主人公編



昔話を少しだけしましょう。




私の両親と兄は4年ぐらい前に死んでしまった。仕事を終えて工場に行くと私たちの工場に普段では想像もつかない人だかりができていた。目の前に広がる炎を見ながらいったい私の何が悪かったのか、いい子にしていなかったからどうか。もしあの時両親のいう事を聞いていれば、とか子供に戻ったようにそんな事考えていた。




かろうじて見つかった母親の遺骨、頭に銃弾を撃ち込まれたような跡があり、それを隠すために工場すべてを焼いたのだろうという警察の話などあまり耳に入ってこなかった。どうして両親は殺されたのか、一緒にいた兄までも。

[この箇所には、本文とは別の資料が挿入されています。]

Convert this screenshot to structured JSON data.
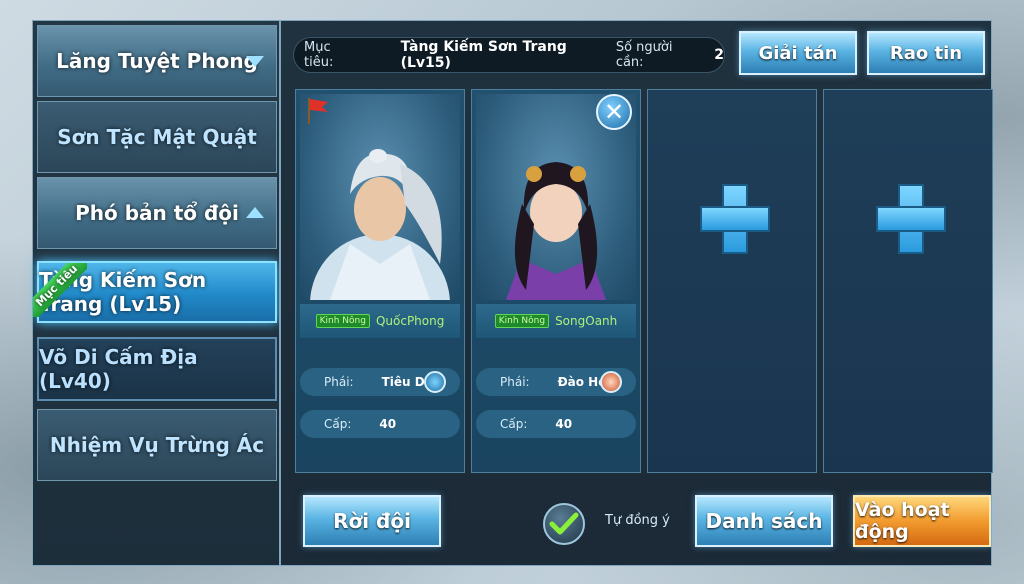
{
  "menu": {
    "items": [
      {
        "label": "Lăng Tuyệt Phong"
      },
      {
        "label": "Sơn Tặc Mật Quật"
      },
      {
        "label": "Phó bản tổ đội"
      },
      {
        "label": "Tàng Kiếm Sơn Trang (Lv15)",
        "ribbon": "Mục tiêu"
      },
      {
        "label": "Võ Di Cấm Địa (Lv40)"
      },
      {
        "label": "Nhiệm Vụ Trừng Ác"
      }
    ]
  },
  "target": {
    "label": "Mục tiêu:",
    "value": "Tàng Kiếm Sơn Trang (Lv15)",
    "count_label": "Số người cần:",
    "count": "2"
  },
  "buttons": {
    "disband": "Giải tán",
    "broadcast": "Rao tin",
    "leave": "Rời đội",
    "list": "Danh sách",
    "enter": "Vào hoạt động"
  },
  "auto_accept": {
    "label": "Tự đồng ý",
    "checked": true
  },
  "members": [
    {
      "tag": "Kinh Nông",
      "name": "QuốcPhong",
      "school_label": "Phái:",
      "school": "Tiêu Dao",
      "level_label": "Cấp:",
      "level": "40",
      "is_leader": true
    },
    {
      "tag": "Kinh Nông",
      "name": "SongOanh",
      "school_label": "Phái:",
      "school": "Đào Hoa",
      "level_label": "Cấp:",
      "level": "40",
      "is_leader": false
    }
  ],
  "colors": {
    "accent_blue": "#2d7fb4",
    "accent_orange": "#f29b2f",
    "name_green": "#aef07a"
  }
}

3人は焼かれてしまい、何一つ残っていない。お葬式で燃やす骨も、3人が好きだった有名歌手のサイン入りCDもすべて燃えてなくなってしまった。




何も残っていない。遺骨の無い葬式をあげて、お墓に入れる3人の所持品はあるけれど、それを好きだった彼らはいない。彼らを形作っているすべてのものが、あのお墓には入っていない。

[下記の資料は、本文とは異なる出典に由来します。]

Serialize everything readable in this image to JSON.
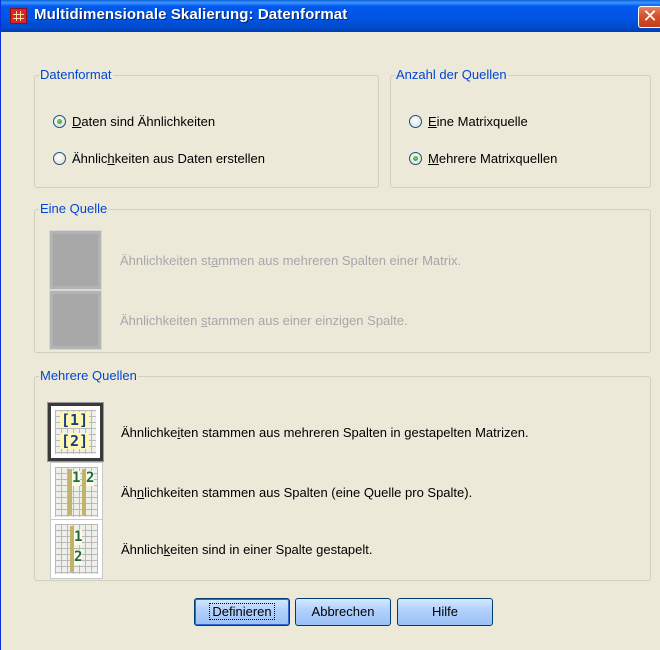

家族が望んでいるかもわからなかったために事件の事を調べようにも一歩が踏み出せ無いでいた、けれど、死んでしまった人間に「私はあなたたちの死の真相を調べたほうがいい?」と聞いても帰ってくるのは何も発し無い空気だけ。聞いたって帰って来ない。だったら自分が納得するほうを行くのが最善だと思い。私は家族の死の真相を調べることにした。




調べていくうちにやはりというべきか、あの組織が関わっているのではないかという情報を手にいれた。別段うちの家族は組織と関わりのある仕事をしていたわけではない。どちらかというと警察に関わる仕事をしていた。




それが原因なのだろうか。




そもそも、組織に殺されなければいけないほどのことを両親がやっていたとは限らないし、もしそうだとしたらなぜ、私は殺されていないのだろうか。




あんな殺し方をして葬り去った家族の生き残りなのにも関わらず、私を殺しに来ないのは些かおかしいのではないだろうか。




私は、待ち合わせをしている彼を尋ねるべくあるお店に足を向けた。